JPS60241207A - Foil-wound transformer - Google Patents

Abstract

PURPOSE:To relax the concentration of an electric field generated at the end section of a high-tension winding by mounting a shield, a sectional form thereof takes a shape close to a hanging bell shape, at an end section on the outermost side of the high-tension winding and bringing the potential of the shield to the same potential as the high-tension winding. CONSTITUTION:A shield 21, a sectional form thereof takes a shape close to a hanging bell shape, is disposed at the end section of a high-tension winding 5. The upper section of the shield 21 takes the arcuate shape of a curvature radius R1, the lower side thereof consists of a rectilinear section and the arcuate sections of curvature radii R2, R3, and the relationship of R1>(R2+R3) holds regarding the curvature radii R1, R2, R3. With the shield 21, the outside of a shield core 22 in which a potential wire is arranged on the outer circumference of an insulator is insulated and coated with the insulator 23. The thickness of the insulating coating is thinned as T2 on the winding 5 side and thickened as T1 on the tank 6 side, and the potential of the core 22 is made the same as that of the winding 5.

Description

[Detailed Description of the Invention] [Technical Field of the Invention] The present invention relates to a foil-wound transformer having a foil-like winding formed by overlapping and winding a metal sheet and an insulating sheet. This relates to a foil-wrapped transformer with an improved shield attached to the.

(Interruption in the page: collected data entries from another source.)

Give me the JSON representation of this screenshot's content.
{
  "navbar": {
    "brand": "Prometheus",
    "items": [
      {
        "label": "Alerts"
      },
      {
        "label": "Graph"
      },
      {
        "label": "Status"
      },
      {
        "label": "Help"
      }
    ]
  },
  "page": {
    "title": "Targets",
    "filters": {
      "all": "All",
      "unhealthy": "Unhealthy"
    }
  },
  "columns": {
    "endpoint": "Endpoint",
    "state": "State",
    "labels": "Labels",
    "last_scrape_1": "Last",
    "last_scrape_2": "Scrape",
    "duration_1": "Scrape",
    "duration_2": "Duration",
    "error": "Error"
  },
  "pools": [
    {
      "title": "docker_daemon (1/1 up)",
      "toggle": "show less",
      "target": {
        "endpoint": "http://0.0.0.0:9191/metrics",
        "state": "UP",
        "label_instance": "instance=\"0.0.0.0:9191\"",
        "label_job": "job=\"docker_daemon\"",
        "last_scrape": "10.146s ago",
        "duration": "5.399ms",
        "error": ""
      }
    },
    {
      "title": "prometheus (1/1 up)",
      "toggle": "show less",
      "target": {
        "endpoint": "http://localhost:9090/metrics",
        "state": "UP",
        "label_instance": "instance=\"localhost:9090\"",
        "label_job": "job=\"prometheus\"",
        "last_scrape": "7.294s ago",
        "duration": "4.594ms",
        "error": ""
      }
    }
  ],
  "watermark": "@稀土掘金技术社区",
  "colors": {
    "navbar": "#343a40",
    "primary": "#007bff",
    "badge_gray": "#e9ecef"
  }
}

[Technical Background of the Invention] Foil-wound transformers have a good winding space factor and are characterized by being compact and lightweight, and have already been put into practical use as small capacity transformers with relatively low voltage. Recently, in view of its excellent advantages,
Higher voltage, larger capacity (e.g. 257KV, 300MV
Research is underway to expand its application to class A) transformers.

An example of such a large-capacity foil-wound transformer that has been proposed in the past is shown in FIG.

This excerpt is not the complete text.